The same trait that makes the High Lords want you exterminated is the trait that makes you an irreplaceable weapon, and the great institutions of the Imperium can’t agree which of those matters more, so they quietly do both at once. They hunt pariahs and they harvest them.

The Sisters of Silence are the other half of that answer. A whole order of Untouchable women, sworn to silence, who hunt rogue psykers precisely because their blankness makes them immune to the prey and horrifying to be near. They’d been all but forgotten for a stretch, off the tabletop from the late nineties until GW brought them back with the Burning of Prospero boxed set. That’s most of the time I’ve been in this hobby, a full order of characters sitting in a filing cabinet. When they finally came back it was as the Emperor’s own, standing beside the Custodes, and that recontextualised them for me completely. Whatever the rest of the Imperium made of Blanks, the Emperor had wanted these ones close enough to guard his own person.
The Necrons had the same idea, only bigger
I might be joining dots GW never actually drew, so take this with a pinch of salt. But once you know what a Culexus does, the Pariah Nexus stops reading like a Necron gimmick and starts reading like the exact same idea scaled up well past the point of sanity.
During the Psychic Awakening, an Imperial battle group pushed into a region of the galaxy that had gone completely silent. No distress calls. No screaming astropaths. Just quiet, which out there is worse than screaming. What they found was a Necron megastructure built by Illuminor Szeras, thousands of colossal blackstone pylons strung across dozens of systems, all radiating a field that did to an entire sector what a single Culexus does to a room. The books call the effect the Stilling. Psychic powers choke off. Warp travel fails. Daemons can’t manifest. And slowly, everyone caught inside starts to feel their own soul being throttled.
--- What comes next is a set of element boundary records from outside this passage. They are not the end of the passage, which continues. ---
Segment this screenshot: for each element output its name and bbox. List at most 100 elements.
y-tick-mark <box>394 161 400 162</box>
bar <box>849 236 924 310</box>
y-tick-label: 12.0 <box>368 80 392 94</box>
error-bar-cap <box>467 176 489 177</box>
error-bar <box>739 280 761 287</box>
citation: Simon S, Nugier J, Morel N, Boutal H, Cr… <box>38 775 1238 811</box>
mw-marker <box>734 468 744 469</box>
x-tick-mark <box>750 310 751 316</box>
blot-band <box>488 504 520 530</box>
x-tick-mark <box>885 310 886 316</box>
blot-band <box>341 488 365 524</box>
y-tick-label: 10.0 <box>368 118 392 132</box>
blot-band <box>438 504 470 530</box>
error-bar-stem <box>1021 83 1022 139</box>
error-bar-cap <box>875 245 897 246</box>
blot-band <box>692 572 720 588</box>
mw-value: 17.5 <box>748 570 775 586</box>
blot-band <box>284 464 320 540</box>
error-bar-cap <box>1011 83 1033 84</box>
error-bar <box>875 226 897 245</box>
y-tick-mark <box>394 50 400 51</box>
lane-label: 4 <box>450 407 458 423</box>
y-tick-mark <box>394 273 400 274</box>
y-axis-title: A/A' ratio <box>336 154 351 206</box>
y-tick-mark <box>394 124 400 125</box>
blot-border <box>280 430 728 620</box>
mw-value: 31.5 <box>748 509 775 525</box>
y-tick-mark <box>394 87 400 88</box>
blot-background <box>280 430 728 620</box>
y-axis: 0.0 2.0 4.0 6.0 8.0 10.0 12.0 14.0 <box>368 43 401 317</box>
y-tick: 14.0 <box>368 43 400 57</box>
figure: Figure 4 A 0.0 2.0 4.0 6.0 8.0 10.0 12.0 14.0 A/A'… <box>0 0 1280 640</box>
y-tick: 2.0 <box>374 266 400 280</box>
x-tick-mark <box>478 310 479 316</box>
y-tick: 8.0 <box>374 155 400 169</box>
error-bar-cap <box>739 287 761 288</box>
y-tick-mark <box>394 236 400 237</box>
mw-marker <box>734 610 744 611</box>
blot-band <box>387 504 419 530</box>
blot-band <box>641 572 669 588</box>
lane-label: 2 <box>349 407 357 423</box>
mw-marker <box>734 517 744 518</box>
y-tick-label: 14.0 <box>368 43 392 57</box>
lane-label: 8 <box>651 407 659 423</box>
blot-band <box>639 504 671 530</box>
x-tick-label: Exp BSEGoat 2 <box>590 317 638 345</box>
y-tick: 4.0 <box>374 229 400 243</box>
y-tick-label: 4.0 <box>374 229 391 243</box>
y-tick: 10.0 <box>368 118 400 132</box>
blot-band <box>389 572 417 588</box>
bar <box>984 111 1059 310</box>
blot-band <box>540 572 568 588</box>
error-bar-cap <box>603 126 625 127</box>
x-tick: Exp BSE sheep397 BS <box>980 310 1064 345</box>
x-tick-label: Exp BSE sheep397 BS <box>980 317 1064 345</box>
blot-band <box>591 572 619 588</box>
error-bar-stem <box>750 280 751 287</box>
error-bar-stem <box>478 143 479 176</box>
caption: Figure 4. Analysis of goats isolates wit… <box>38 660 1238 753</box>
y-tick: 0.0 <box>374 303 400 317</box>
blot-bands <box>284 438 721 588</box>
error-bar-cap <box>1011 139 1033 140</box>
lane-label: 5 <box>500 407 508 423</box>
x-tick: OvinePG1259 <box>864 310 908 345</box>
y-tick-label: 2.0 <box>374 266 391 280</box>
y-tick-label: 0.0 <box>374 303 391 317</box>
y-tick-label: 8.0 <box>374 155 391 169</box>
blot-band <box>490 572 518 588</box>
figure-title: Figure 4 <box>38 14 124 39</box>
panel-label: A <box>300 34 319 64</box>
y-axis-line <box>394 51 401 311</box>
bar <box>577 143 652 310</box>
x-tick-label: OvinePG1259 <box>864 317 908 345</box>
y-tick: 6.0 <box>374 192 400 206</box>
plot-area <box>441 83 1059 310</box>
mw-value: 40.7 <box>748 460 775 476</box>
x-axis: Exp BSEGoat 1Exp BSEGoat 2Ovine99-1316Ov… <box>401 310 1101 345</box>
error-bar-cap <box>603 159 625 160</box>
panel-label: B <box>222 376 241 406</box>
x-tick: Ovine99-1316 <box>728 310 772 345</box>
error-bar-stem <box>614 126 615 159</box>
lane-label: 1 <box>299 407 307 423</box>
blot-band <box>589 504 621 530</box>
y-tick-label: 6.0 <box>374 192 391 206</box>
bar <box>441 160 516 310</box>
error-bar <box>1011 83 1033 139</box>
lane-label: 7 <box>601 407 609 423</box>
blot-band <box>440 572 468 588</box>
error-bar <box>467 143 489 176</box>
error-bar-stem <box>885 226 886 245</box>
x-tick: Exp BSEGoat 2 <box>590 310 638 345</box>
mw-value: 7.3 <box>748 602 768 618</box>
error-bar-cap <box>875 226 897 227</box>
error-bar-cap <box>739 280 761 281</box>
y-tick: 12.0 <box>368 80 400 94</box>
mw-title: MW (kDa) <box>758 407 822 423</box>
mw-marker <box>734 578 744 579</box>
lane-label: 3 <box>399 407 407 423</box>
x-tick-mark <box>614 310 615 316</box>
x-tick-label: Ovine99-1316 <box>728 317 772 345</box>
Blackstone is the connective tissue. It’s the same material, noctilith, that the ancients and the Necrons weaponised in both directions. Abaddon charged his Blackstone Fortresses to draw warp energy in, while the pylons of Cadia were tuned to shove it away. White Dwarf 440 says outright that the null zone blackstone creates is analogous to the soul-void a Culexus projects. The same effect on the warp, whether it comes off a lump of mineral or out of a living person.
The Necron endgame is the bit that actually turns my stomach. Szeras was doing more than becalming the warp. The Stilling spiritually hollows out every living thing in range, which conveniently hands the Necrons a near-infinite supply of living but empty bodies to pour themselves into, for their whole stalled biotransference problem. The crop was the same soullessness the Imperium breeds its assassins from, and Szeras had simply worked out how to grow it to order, on the living, instead of waiting for it to occur once in a billion births.
For the record, the pylon assaults went badly. White Dwarf 455 has Battle Group Kallides bombarding the Mesmoch Pylon from orbit, city-killing lance batteries just flashing off its shielding without a scratch, and then a Necron counter-attack that turned the Imperial retreat into a rout only a Black Templars charge managed to stabilise. A Warlord Titan got dropped into the middle of it. Didn’t much help.
What I keep circling back to isn’t the Nexus or the assassins, though. It’s the one-in-a-billion kid at the bottom of the hive who never gets found by the Sisterhood or the Assassinorum or anyone else. Who just lives and dies as the person every room quietly empties around, never once told why. Two galactic superpowers would do unspeakable things to get their hands on what that kid is. Statistically, neither of them ever comes.
Anyway. The Culexus is still on the sprue. Maybe this weekend.